Al Nord Italia, un dipendente privato guadagna in media circa 2.000 euro lordi al mese, mentre al Sud la cifra si attesta sui 1.350 euro. Questo comporta una differenza retributiva di circa il 50%, pari a un incremento di circa 8.450 euro lordi all’anno per i lavoratori del Nord, come evidenziato dall’analisi della Cgia di Mestre.
Durante il mese di dicembre, la Cgia mette in evidenza che lo “spread” salariale si riflette anche sulla tredicesima mensilità, che viene corrisposta in questo periodo. Nonostante l’abolizione delle gabbie salariali nel 1972, la differenza di stipendio tra le regioni italiane non è stata sufficientemente ridotta dopo oltre 50 anni di applicazione dei Contratti Collettivi Nazionali di Lavoro (Ccnl). Tuttavia, l’obiettivo del lavoro dignitoso è stato raggiunto, seppur limitatamente a livello intra-settoriale.
Le disuguaglianze salariali tra Nord e Sud sono aggravate da diversi fattori. Innanzitutto, il costo della vita e la produttività nel Nord sono sensibilmente più elevati rispetto a quelle del Sud. Inoltre, la presenza di contratti di lavoro precari, come i contratti a termine, i part-time involontari e i lavori stagionali, incide negativamente sui salari medi nel Mezzogiorno. Queste forme di lavoro sono più comuni nelle regioni meridionali.
Un altro motivo della differente distribuzione salariale è la concentrazione di multinazionali, grandi gruppi industriali e istituti di credito e assicurativi, che offrono stipendi più elevati rispetto alle piccole e medie imprese (Pmi), ma sono sovente localizzati nelle grandi aree urbane del Nord.

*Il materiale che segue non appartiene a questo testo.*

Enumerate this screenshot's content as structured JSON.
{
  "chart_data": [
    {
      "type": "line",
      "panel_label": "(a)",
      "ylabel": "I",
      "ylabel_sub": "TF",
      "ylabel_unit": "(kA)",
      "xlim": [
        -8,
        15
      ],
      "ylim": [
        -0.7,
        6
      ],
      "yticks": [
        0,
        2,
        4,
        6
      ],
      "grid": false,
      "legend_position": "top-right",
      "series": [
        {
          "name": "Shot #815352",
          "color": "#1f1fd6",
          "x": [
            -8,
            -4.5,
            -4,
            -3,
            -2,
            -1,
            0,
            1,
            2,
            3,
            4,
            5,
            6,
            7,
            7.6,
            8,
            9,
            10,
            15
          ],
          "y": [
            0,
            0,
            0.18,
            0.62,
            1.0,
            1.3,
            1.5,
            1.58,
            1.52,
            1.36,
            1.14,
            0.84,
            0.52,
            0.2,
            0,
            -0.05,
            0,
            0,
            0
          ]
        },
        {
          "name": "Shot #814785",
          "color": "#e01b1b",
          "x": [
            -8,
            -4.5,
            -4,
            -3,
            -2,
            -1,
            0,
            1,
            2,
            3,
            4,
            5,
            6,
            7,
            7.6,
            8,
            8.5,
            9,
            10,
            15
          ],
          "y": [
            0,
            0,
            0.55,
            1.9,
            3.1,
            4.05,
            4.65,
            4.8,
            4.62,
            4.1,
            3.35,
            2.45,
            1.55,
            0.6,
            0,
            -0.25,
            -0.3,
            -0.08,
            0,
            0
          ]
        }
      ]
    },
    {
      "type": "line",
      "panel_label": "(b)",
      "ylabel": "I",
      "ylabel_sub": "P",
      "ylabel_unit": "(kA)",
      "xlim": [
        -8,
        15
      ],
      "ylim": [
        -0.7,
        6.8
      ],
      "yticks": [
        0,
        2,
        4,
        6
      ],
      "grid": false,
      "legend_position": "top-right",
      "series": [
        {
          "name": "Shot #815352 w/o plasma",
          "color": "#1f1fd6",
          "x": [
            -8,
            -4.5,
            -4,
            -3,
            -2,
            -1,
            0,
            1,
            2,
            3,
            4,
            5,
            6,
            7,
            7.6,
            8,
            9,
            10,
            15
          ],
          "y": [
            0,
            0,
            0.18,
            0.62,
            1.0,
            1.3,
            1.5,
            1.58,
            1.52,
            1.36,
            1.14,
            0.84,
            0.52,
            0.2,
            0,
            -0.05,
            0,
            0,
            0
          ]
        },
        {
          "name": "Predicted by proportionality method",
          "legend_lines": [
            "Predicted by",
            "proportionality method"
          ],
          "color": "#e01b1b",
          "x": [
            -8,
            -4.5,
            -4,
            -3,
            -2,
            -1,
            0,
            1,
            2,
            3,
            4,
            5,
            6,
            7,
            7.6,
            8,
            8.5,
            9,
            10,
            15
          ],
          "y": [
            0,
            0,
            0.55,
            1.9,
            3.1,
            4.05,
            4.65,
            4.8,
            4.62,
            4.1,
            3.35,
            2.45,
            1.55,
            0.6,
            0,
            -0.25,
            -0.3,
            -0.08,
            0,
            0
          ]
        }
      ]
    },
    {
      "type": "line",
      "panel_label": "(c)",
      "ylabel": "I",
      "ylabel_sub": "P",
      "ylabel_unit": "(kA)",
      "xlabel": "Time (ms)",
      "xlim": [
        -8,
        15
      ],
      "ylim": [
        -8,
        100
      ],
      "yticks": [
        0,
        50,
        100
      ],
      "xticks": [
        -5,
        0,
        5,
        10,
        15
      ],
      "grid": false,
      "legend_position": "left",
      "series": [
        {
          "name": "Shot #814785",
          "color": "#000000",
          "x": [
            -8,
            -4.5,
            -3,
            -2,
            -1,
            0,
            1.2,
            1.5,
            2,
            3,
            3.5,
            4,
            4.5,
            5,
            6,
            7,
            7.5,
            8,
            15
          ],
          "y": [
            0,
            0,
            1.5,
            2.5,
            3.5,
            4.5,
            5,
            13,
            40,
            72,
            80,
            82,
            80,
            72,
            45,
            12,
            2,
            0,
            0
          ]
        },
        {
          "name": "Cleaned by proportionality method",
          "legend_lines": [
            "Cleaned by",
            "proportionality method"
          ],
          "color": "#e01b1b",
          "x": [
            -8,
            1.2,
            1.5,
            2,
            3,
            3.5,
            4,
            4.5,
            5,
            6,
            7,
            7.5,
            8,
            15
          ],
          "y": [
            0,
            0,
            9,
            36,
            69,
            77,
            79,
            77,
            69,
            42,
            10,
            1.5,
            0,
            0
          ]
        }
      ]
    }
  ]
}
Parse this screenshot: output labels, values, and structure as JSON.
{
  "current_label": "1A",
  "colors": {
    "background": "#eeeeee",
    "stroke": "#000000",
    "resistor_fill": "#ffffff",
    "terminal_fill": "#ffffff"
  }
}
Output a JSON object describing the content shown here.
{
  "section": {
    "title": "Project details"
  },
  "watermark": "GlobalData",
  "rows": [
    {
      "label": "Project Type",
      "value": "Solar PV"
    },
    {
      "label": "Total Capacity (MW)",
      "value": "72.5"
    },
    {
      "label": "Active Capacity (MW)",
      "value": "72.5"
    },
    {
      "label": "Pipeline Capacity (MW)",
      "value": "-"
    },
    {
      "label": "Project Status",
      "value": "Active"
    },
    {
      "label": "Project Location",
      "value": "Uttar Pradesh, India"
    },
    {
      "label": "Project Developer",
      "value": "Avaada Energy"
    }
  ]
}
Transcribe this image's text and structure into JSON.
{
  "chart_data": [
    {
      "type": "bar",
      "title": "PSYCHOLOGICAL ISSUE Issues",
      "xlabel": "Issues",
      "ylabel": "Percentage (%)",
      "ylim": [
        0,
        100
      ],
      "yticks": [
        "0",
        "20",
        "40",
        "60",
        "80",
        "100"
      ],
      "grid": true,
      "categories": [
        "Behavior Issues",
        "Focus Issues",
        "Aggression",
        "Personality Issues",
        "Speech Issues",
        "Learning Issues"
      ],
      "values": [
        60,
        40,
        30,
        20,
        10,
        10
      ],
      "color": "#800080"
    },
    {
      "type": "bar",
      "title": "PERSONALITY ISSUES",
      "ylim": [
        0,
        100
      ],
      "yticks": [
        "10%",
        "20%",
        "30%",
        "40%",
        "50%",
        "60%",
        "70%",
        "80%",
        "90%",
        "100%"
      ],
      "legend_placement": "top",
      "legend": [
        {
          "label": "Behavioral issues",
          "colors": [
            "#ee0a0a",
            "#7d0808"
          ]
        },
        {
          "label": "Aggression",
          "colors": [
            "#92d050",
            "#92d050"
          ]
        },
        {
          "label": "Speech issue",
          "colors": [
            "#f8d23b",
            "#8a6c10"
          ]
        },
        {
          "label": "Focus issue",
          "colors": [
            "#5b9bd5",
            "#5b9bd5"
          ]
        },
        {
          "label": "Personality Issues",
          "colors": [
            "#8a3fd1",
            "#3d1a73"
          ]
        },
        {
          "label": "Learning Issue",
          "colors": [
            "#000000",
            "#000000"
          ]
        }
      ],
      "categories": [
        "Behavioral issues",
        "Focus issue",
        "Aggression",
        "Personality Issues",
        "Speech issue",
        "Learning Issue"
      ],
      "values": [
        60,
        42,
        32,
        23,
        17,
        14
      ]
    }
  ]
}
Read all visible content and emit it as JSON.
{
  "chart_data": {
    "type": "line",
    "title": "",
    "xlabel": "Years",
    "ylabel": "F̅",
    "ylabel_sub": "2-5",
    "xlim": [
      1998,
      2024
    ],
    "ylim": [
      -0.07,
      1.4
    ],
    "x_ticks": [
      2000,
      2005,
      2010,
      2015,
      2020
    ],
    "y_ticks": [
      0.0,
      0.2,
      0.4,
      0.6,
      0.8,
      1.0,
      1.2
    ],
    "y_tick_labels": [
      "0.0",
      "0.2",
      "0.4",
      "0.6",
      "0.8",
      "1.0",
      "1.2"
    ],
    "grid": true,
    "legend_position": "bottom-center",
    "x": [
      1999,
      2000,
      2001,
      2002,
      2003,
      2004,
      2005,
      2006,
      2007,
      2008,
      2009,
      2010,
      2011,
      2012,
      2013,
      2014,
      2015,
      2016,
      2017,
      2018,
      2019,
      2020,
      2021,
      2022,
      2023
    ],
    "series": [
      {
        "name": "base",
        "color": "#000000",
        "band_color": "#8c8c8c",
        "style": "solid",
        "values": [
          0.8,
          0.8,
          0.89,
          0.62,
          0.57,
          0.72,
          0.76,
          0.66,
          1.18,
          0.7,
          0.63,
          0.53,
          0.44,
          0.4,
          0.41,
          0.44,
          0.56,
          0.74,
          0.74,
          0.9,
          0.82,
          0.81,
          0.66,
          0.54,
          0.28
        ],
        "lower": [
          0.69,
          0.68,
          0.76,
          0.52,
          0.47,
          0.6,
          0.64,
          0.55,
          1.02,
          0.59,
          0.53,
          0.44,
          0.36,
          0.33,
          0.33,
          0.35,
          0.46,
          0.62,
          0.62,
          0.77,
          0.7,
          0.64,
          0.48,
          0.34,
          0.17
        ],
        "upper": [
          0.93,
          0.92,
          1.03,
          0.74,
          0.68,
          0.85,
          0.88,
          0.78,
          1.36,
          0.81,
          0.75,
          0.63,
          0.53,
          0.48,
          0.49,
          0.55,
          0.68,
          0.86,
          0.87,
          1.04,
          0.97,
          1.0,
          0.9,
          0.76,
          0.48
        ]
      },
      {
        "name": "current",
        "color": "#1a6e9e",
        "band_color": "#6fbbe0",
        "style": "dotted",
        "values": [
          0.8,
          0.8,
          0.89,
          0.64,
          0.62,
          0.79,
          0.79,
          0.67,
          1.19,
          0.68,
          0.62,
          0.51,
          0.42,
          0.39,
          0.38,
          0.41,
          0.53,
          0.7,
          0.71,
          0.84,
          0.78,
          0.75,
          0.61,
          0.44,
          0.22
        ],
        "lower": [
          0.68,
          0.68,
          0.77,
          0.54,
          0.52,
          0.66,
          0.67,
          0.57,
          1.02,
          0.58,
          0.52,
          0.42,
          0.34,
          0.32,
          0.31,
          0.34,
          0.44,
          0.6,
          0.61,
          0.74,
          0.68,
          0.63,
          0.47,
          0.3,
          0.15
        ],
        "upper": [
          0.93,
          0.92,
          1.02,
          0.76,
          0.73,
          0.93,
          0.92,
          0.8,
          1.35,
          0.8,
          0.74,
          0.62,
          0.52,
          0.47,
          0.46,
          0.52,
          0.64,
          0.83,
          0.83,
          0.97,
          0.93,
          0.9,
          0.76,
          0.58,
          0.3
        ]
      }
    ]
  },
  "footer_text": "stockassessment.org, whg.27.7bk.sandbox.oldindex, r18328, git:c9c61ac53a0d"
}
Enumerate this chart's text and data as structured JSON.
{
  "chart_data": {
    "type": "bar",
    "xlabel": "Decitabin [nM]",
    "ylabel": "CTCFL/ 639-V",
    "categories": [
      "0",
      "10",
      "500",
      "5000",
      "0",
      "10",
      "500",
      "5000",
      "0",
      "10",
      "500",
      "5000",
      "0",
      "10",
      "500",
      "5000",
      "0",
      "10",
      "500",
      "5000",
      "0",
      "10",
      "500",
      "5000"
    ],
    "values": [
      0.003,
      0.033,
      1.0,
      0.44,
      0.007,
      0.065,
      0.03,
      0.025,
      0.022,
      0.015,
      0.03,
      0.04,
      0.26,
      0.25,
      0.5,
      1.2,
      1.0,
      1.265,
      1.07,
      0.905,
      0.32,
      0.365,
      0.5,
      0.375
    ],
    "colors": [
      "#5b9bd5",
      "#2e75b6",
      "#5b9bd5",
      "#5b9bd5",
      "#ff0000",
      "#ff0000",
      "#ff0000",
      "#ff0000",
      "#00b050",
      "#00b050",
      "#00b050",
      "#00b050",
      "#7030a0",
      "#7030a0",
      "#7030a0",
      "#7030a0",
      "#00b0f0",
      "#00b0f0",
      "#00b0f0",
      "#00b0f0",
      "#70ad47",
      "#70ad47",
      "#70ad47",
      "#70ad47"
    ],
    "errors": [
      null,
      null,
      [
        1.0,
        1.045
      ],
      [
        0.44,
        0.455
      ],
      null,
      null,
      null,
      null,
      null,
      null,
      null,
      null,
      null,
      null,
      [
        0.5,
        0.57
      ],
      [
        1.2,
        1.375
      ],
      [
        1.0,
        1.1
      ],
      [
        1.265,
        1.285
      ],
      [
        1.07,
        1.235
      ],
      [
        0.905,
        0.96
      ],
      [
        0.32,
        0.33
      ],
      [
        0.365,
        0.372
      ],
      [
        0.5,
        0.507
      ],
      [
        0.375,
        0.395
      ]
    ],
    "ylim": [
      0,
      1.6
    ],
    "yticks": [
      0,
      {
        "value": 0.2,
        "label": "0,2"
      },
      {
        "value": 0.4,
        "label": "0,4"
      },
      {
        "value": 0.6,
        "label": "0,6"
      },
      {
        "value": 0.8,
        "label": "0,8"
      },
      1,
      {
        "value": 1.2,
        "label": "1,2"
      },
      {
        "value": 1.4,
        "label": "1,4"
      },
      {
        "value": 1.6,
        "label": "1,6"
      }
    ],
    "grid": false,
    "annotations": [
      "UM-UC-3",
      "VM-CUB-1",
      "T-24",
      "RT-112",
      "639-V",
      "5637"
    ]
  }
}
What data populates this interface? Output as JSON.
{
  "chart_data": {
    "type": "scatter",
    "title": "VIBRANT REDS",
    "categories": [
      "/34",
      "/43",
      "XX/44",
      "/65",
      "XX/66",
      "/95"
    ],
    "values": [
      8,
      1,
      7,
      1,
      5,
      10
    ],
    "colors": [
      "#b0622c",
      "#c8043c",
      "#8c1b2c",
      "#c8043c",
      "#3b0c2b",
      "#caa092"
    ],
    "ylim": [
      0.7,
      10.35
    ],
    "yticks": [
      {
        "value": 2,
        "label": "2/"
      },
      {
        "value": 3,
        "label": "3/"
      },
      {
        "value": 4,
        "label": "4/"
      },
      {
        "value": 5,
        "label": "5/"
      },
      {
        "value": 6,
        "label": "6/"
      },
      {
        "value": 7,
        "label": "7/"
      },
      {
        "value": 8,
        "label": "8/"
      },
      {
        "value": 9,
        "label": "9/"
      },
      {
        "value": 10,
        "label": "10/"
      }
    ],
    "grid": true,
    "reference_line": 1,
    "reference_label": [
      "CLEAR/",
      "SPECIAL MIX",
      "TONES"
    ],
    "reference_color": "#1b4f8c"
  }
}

Questo non solo limita l’accesso a stipendi più alti ai lavoratori del Sud, ma contribuisce anche ad un ulteriore aumento del divario salariale tra le due regioni.
In sintesi, lo studio della Cgia di Mestre evidenzia una persistente disparità di retribuzioni tra Nord e Sud, alimentata da fattori economici, strutturali e sociali che richiedono un intervento significativo per garantire una maggiore equità salariale.